After someone has been with the company for a few months, they are ready for Rosemblat’s comprehensive demo certification training. Compressed into several hours of intensive training, this course pairs new hires with support engineers and product marketers. The goal is to walk new employees through the standard demo in great detail so that they don’t just learn what to say, but also why each element is there to begin with.
“At this stage, new hires have the foundation. They get it. They’re able to start connecting a lot of the dots,” says Rosemblat. “Now it’s on them to practice every day until they can not only do the demo in their sleep, but also answer common questions, respond to less common questions elegantly, and tailor the demo to the prospect based off of details provided in a role play.”

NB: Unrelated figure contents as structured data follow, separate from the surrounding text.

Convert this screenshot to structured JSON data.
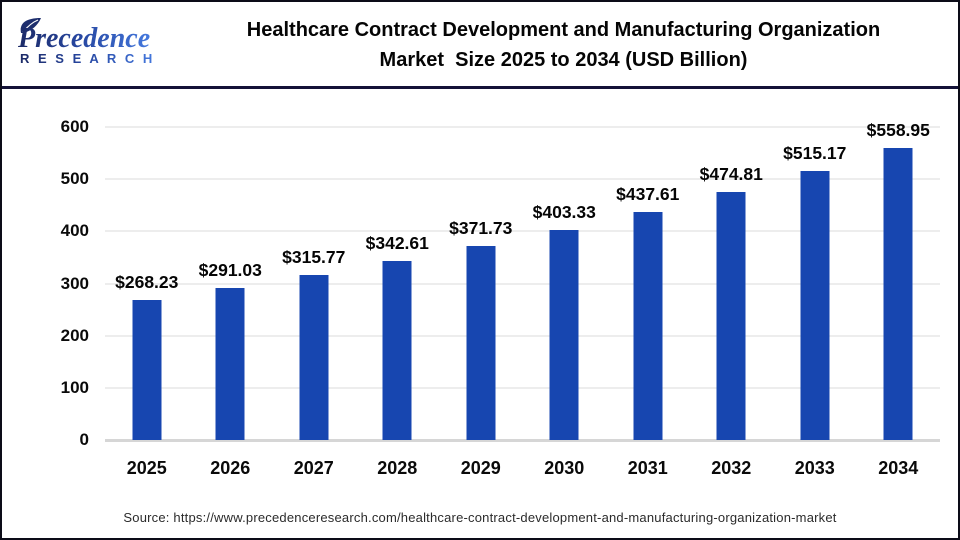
{
  "header": {
    "logo": {
      "brand": "Precedence",
      "sub": "R E S E A R C H"
    },
    "title_line1": "Healthcare Contract Development and Manufacturing Organization",
    "title_line2": "Market  Size 2025 to 2034 (USD Billion)"
  },
  "chart_data": {
    "type": "bar",
    "title": "Healthcare Contract Development and Manufacturing Organization Market Size 2025 to 2034 (USD Billion)",
    "unit": "USD Billion",
    "categories": [
      "2025",
      "2026",
      "2027",
      "2028",
      "2029",
      "2030",
      "2031",
      "2032",
      "2033",
      "2034"
    ],
    "values": [
      268.23,
      291.03,
      315.77,
      342.61,
      371.73,
      403.33,
      437.61,
      474.81,
      515.17,
      558.95
    ],
    "labels": [
      "$268.23",
      "$291.03",
      "$315.77",
      "$342.61",
      "$371.73",
      "$403.33",
      "$437.61",
      "$474.81",
      "$515.17",
      "$558.95"
    ],
    "xlabel": "",
    "ylabel": "",
    "ylim": [
      0,
      600
    ],
    "yticks": [
      0,
      100,
      200,
      300,
      400,
      500,
      600
    ],
    "grid": true,
    "legend_position": "none",
    "bar_color": "#1746b0",
    "gridline_color": "#ededed",
    "baseline_color": "#d6d6d6"
  },
  "footer": {
    "source": "Source: https://www.precedenceresearch.com/healthcare-contract-development-and-manufacturing-organization-market"
  }
}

The pinnacle of this training is becoming demo-certified. The process is tough. “Each person has to do a persona-based demo with one of our support team leads,” Rosemblat explains. “They do a discovery process and then slant the demo based on what’s most important to the prospect’s persona. The support team lead gives the candidate a qualitative thumbs up or thumbs down on the practical part of the test, which is followed by a written portion.
Once someone has been demo-certified by the support team, they are cleared to do fly-by demos such as you might see at a trade show where prospects are kicking the tires. “Getting demo-certified is a pretty big deal,” Rosemblat says. “They get a certificate, and for our non-technical reps, this is a huge milestone.”
While certificates and milestones are great, Rosemblat’s onboarding and training program is about a lot more than that. Rosemblat recalls visiting Datadog’s sales team in Boston and hearing a couple of sales reps debating about which new Datadog-supported technologies were their favorites. “They were giving really solid technical reasons for their choices,” Rosemblat says proudly. “They sounded like engineers.”
This newly acquired technical acumen also translates outside of the company. “Once someone gets demo-certified and are comfortable with the process, we put them at a trade show to demo the product and take questions from engineers,” Rosemblat says. “Almost every single time we’ve done that, the people we’re demoing to think that our salespeople are engineers. They have no idea that only a year or two earlier, the person doing the demo had likely not heard of AWS.”
Ultimately, Rosemblat would like to offer master classes for employees who are six to nine months into their careers with Datadog. “I have a list of about ten topics that come up and which are too technical for the sales team to be fully comfortable with,” Rosemblat says. “I’d like to go very deep into these topics so they can own them and talk to them like one of our support engineers”.”
These kinds of scenarios – the ones he’s seeing in the field and the ones he aspires to create – reflect the ultimate outcome Rosemblat hopes to achieve via robust onboarding and training for non-technical hires. “It’s so important to have everyone on the same page with a shared set of knowledge and speaking the same language,” he says. “The faster that you’re able to fully enable a new hire, the sooner they’ll be able to reach the potential they exhibited during the hiring process.”